The minimum description length (MDL) principle is extended to supervised learning. The MDL principle is a philosophy that the shortest description of given data leads to the best hypothesis about the data source. One of the key theories for the MDL principle is Barron and Cover’s theory (BC theory), which mathematically justifies the MDL principle based on two-stage codes in density estimation (unsupervised learning). Though the codelength of two-stage codes looks similar to the target function of penalized likelihood methods, parameter optimization of penalized likelihood methods is done without quantization of parameter space.
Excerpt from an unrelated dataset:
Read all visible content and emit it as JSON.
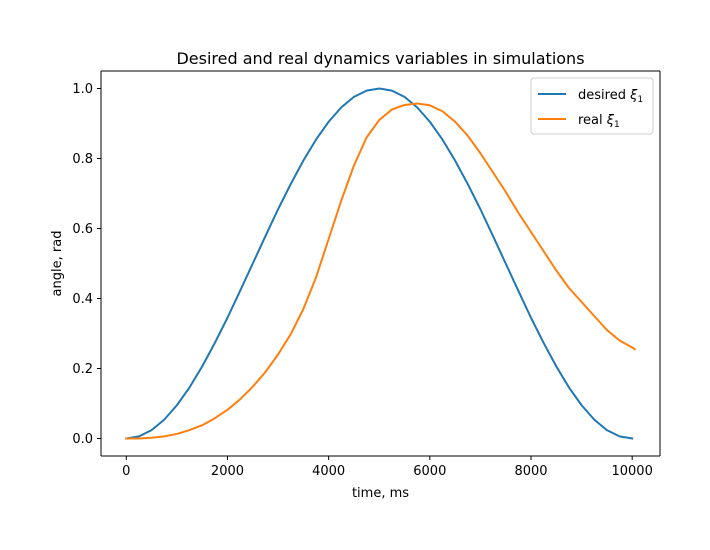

Recently, Chatterjee and Barron have provided theoretical tools to extend BC theory to penalized likelihood methods by overcoming this difference. Indeed, applying their tools, they showed that the famous penalized likelihood method ‘lasso’ can be interpreted as an MDL estimator and enjoys performance guarantee by BC theory. An important fact is that their results assume a fixed design setting, which is essentially the same as unsupervised learning. The fixed design is natural if we use lasso for compressed sensing. If we use lasso for supervised learning, however, the fixed design is considerably unsatisfactory. Only random design is acceptable. However, it is inherently difficult to extend BC theory to the random design regardless of whether the parameter space is quantized or not. In this paper, a novel theoretical tool for extending BC theory to supervised learning (the random design setting and no quantization of parameter space) is provided. Applying this tool, when the covariates are subject to a Gaussian distribution, it is proved that lasso in the random design setting can also be interpreted as an MDL estimator, and that lasso enjoys the risk bound of BC theory. The risk/regret bounds obtained have several advantages inherited from BC theory. First, the bounds require remarkably few assumptions. Second, the bounds hold for any finite sample size $n$ and any finite feature number $p$ even if $n\ll p$ . Behavior of the regret bound is investigated by numerical simulations. We believe that this is the first extensions of BC theory to supervised learning (random design).